Not Charlotte – I’ll stick with that for at least a little bit longer (Nothing Good Rhymes With Petula would be a terrible name for a blog) – just my surname for now.
With the guest list a close, migraine inducing second, this has been the hardest decision on the marriage planning list. Yes, it was tricky choosing which heel would look most profound with my dress, and which flowers would best complement the venue’s exquisite wooden beams, but deciding how my post would be addressed for the rest of my life has been a little more taxing.

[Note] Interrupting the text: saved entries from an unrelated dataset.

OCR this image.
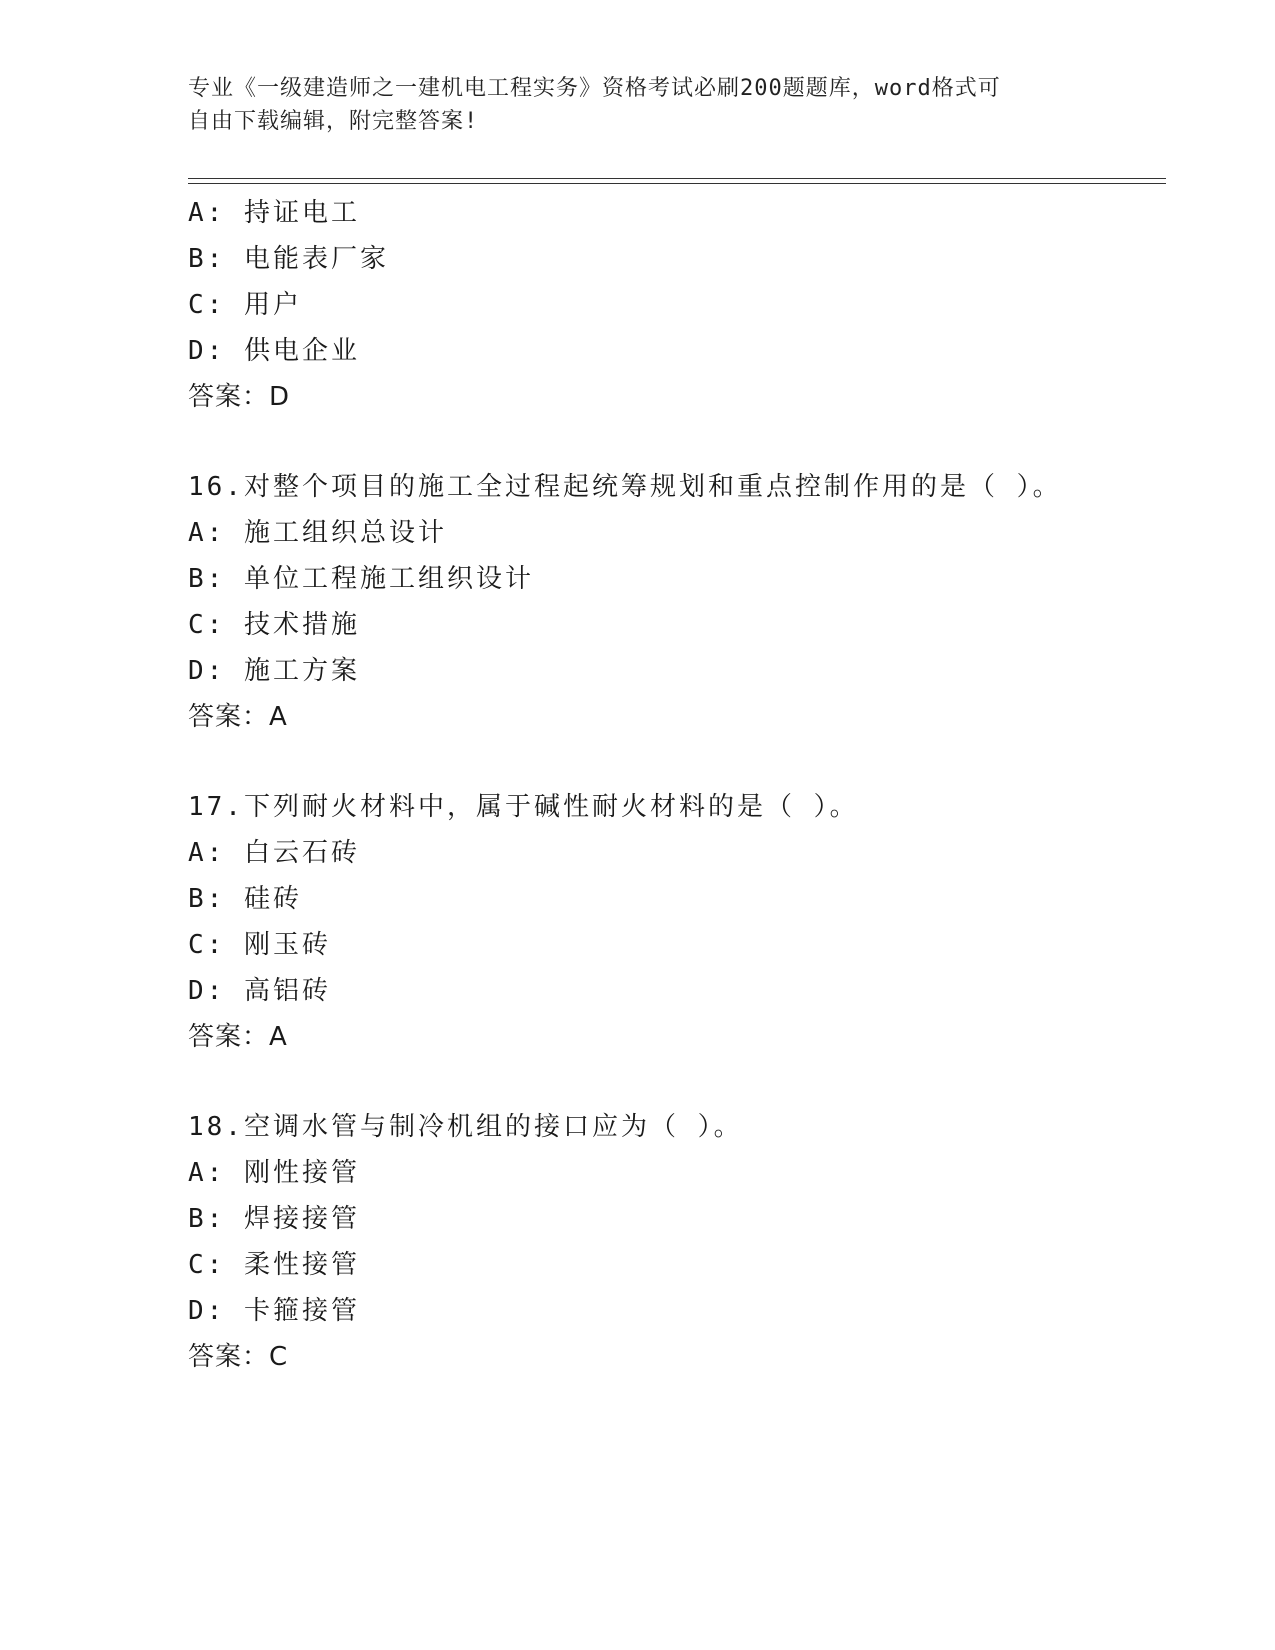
专业《一级建造师之一建机电工程实务》资格考试必刷200题题库，word格式可
自由下载编辑，附完整答案!
A: 持证电工
B: 电能表厂家
C: 用户
D: 供电企业
答案：D
16.对整个项目的施工全过程起统筹规划和重点控制作用的是（ ）。
A: 施工组织总设计
B: 单位工程施工组织设计
C: 技术措施
D: 施工方案
答案：A
17.下列耐火材料中，属于碱性耐火材料的是（ ）。
A: 白云石砖
B: 硅砖
C: 刚玉砖
D: 高铝砖
答案：A
18.空调水管与制冷机组的接口应为（ ）。
A: 刚性接管
B: 焊接接管
C: 柔性接管
D: 卡箍接管
答案：C
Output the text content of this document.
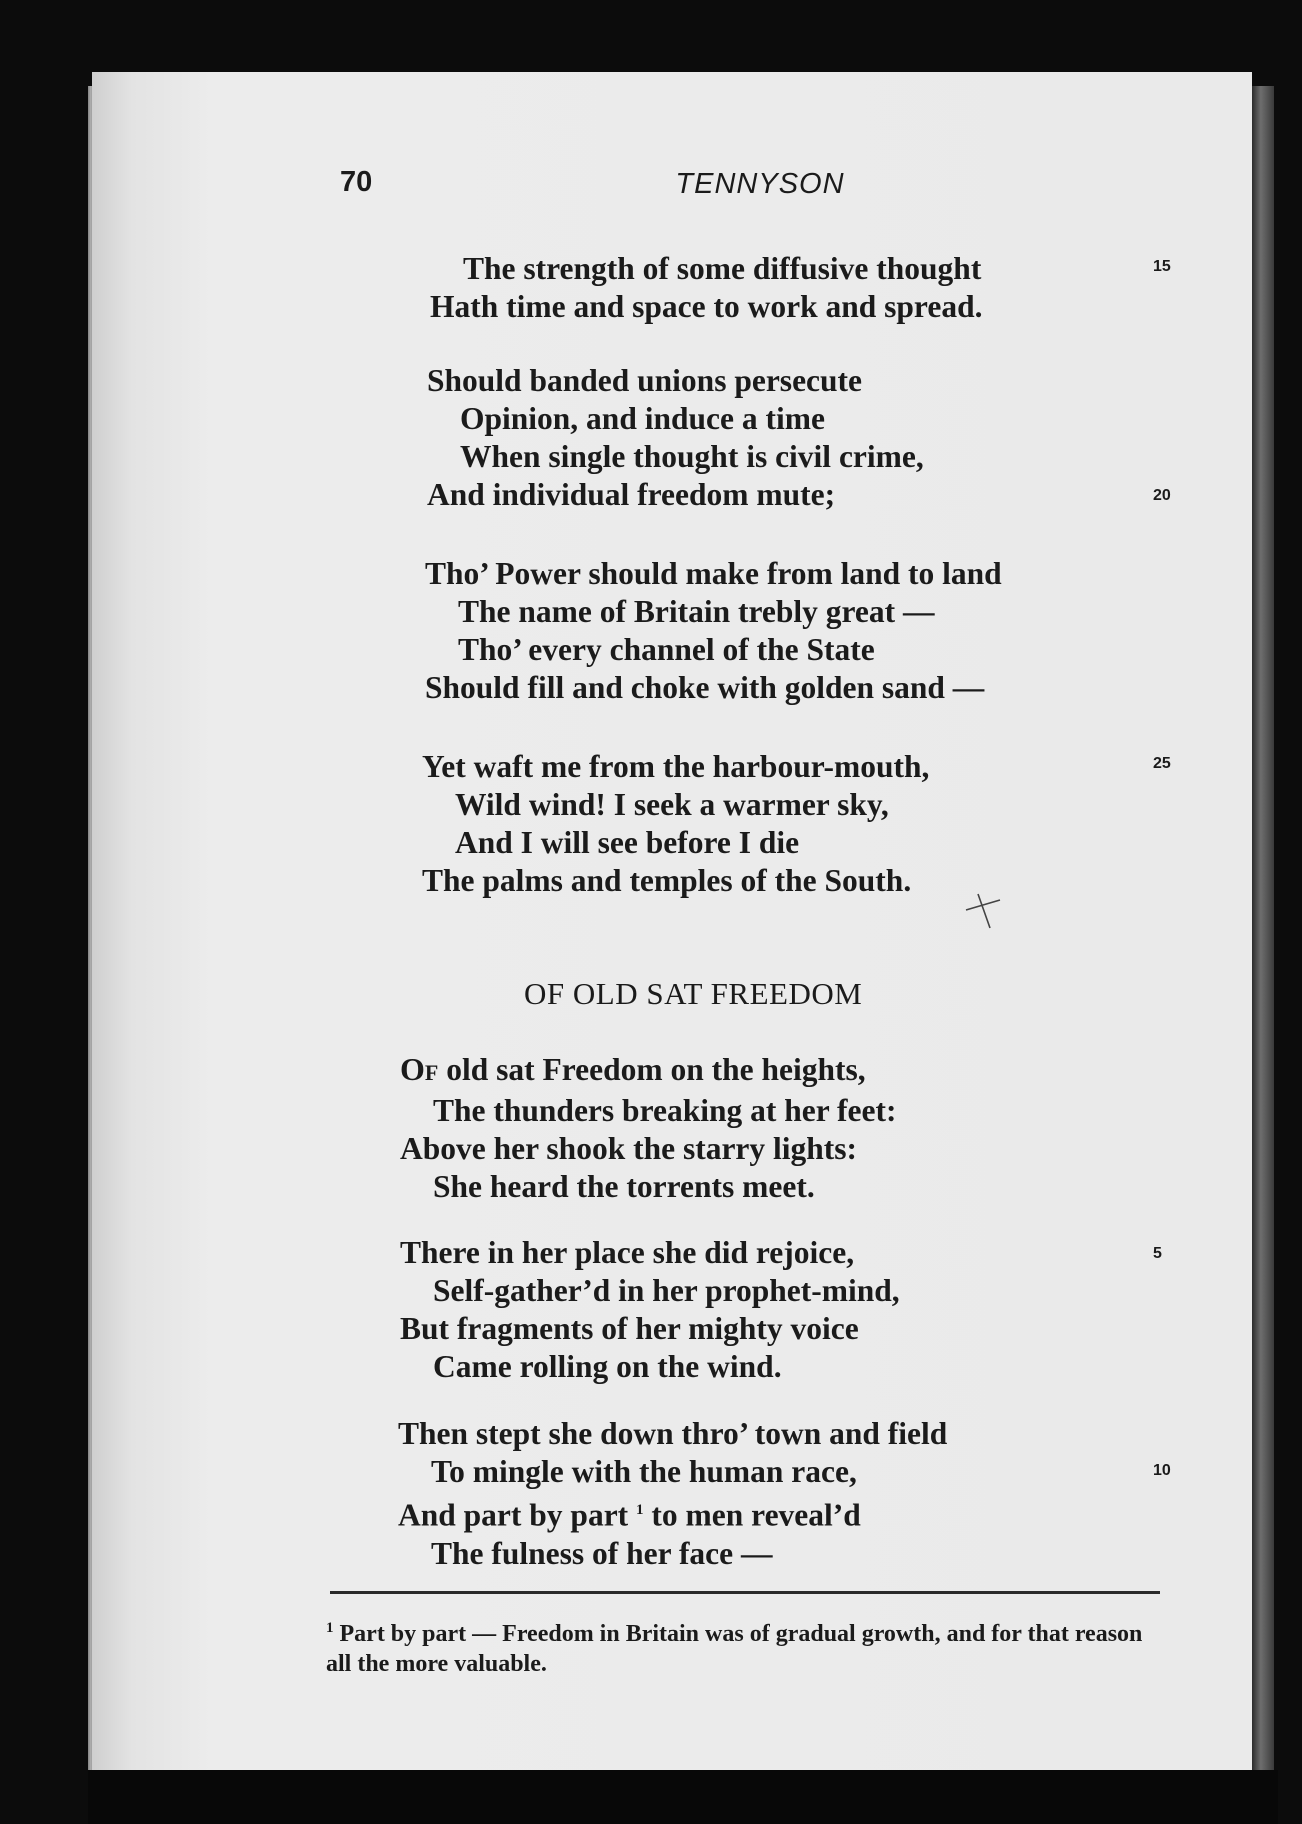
70	TENNYSON
The strength of some diffusive thought
Hath time and space to work and spread.
15
Should banded unions persecute
Opinion, and induce a time
When single thought is civil crime,
And individual freedom mute;	20
Tho’ Power should make from land to land
The name of Britain trebly great —
Tho’ every channel of the State
Should fill and choke with golden sand —
Yet waft me from the harbour-mouth,
Wild wind! I seek a warmer sky,
And I will see before I die
The palms and temples of the South.
25
OF OLD SAT FREEDOM
OF old sat Freedom on the heights,
The thunders breaking at her feet:
Above her shook the starry lights:
She heard the torrents meet.
There in her place she did rejoice,
Self-gather’d in her prophet-mind,
But fragments of her mighty voice
Came rolling on the wind.
5
Then stept she down thro’ town and field
To mingle with the human race,
And part by part $^1$ to men reveal’d
The fulness of her face —
10
$^1$ Part by part — Freedom in Britain was of gradual growth, and for that reason all the more valuable.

I have changed my mind more times than I do when looking at a restaurant menu. Sticking with Reeve is the equivalent of ordering a nice safe steak – familiar, medium rare, and only likely to cause problems if spelt with an ‘s’ on the end (I can no more stomach two steaks than I can being referred to as ‘Reeves’). Whereas changing to my new, married name is like selecting a Bouillabaisse. Sure, I know how to spell it (thanks to Google) but I’ve not grown up with it. Will I still look and feel like me when I’ve got it?

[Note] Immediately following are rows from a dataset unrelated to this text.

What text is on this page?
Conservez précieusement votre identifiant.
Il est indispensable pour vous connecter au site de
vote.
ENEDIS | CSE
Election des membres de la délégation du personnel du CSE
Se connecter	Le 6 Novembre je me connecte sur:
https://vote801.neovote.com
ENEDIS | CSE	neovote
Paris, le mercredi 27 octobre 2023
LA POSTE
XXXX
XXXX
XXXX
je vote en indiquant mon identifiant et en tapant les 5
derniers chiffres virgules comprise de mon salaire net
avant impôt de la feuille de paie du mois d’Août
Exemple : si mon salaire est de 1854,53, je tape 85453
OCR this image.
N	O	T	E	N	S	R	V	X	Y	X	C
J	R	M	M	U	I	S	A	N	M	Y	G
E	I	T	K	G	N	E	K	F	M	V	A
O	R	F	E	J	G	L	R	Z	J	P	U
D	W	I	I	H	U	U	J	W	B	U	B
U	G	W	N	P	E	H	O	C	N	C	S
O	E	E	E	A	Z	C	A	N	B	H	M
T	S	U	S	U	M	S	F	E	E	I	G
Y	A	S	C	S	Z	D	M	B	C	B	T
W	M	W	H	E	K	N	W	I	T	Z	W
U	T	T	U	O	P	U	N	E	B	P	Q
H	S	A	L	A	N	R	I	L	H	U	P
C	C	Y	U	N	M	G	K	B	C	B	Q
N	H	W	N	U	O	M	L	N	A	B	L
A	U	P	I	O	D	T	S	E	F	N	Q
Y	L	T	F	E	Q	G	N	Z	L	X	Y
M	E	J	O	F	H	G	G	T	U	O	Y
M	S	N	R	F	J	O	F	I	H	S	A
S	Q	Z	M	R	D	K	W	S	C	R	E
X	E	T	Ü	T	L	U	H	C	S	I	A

The only way to make this kind of decision is by listing the pros and cons of each option. To be Mrs B or not to be Mrs B – that is the question:
Reasons TO change
1. A post wedding project
The wedding is over, the honeymoon is complete, the gifts are all unwrapped and the cards are gathering dust – what the hell do I do with myself next? Bake a quiche and enjoy marital bliss? Take the Volvo I imagine will automatically appear on the drive as soon as we say ‘I do’ for a spin?
Changing my name will give me a nice meaty project to get my teeth into. I will have to ring everyone – the mortgage people, the council tax people, the trillion companies behind all the shop clubcards that prevent my purse from shutting… I’ll have a whale of a time. And I’m sure they’ll all want to hear how the wedding went too.
2. Bye bye school
When I was at school, I’d have liked some time off being Charlotte Reeve. She was deeply uncool (conjugating French verbs was one of her hobbies) and pleased if she just managed to get through the day without anyone laughing directly in her face.
So changing my name can be the final stage in shaking off my teenage years and rebranding as the new, super trendy, adult Charlotte, free to conjugate without judgment. Oui, elle peut.
3. They will never find me
Hey, people I grew up with! You know how you think it’s hilarious to find pictures from when we were kids with bad hair and ocean sized eyebrows, and upload them to Facebook and tag me in them? Well, if I change my name then you’re going to have to work a lot harder to find me, and I’ll have an excuse to just point blank deny that the fruit bowl-haircutted creature in the photo is me. If only they’d invent a ‘I hope your scanner explodes’ button…
Reasons NOT to change
While some people might call the process of changing your name a ‘project’, others would deem it an administrative nightmare. Changing my name means calling every mug with the keys to my money, my right to travel, and the ability to give me points in exchange for the use of my own shopping bag, and then waiting by the letter box in the hope that an avalanche of newly printed plastic arrives. For someone who hates being on hold as much as I do, sticking with Reeve would be a wise decision.
2. A comedy of errors
I have had some phenomenal variations of my surname over the years: ‘Charlotte Rave’, ‘Mr Charlotte Greeve’ and my most recent favourite ‘The Charlotte Reeve’ show that even the simplest name can send a mailing system wild. I have put so much energy into getting people to understand that my name is Reeve not Reed, Breathe or Steve that I’m not sure I can take another one on.
3. Sorry, are you talking to me?
Deciding to be referred to as Mrs is one thing, but remembering to answer to it is another. I can just imagine: My name will be shouted into the dentist waiting room, or over the tannoy at the supermarket ham counter, and I’ll be looking around gormlessly for its owner to come forward before catching a glimpse of my new Clubcard and realising it’s me. Remembering to respond when called will be just another thing to add to my ‘To do’ list.
It’s a tough one to call.
And I’ve really battled with it. The main reason I thought I’d stick with my maiden name is because I worried that changing wasn’t a very feminist thing to do. Surely we can just be called whatever we like and still be married? I could change my name to Forrest Gump and still be his wife ’til death do us part if I wanted, couldn’t I? (Though I fear getting through passport control could be a struggle.)
And that’s quite right. But, in my case, that is precisely why I am changing. Because I want to and, as a wise friend gently reminded me, feminism is about women deciding what happens to them so I won’t be kicked out of the club just yet.
And anyway, I think it’s worth changing, if only for the anecdotes I’ll gather during the process. If my experience as a Reeve is anything to go by, I’ve got some interesting post coming my way.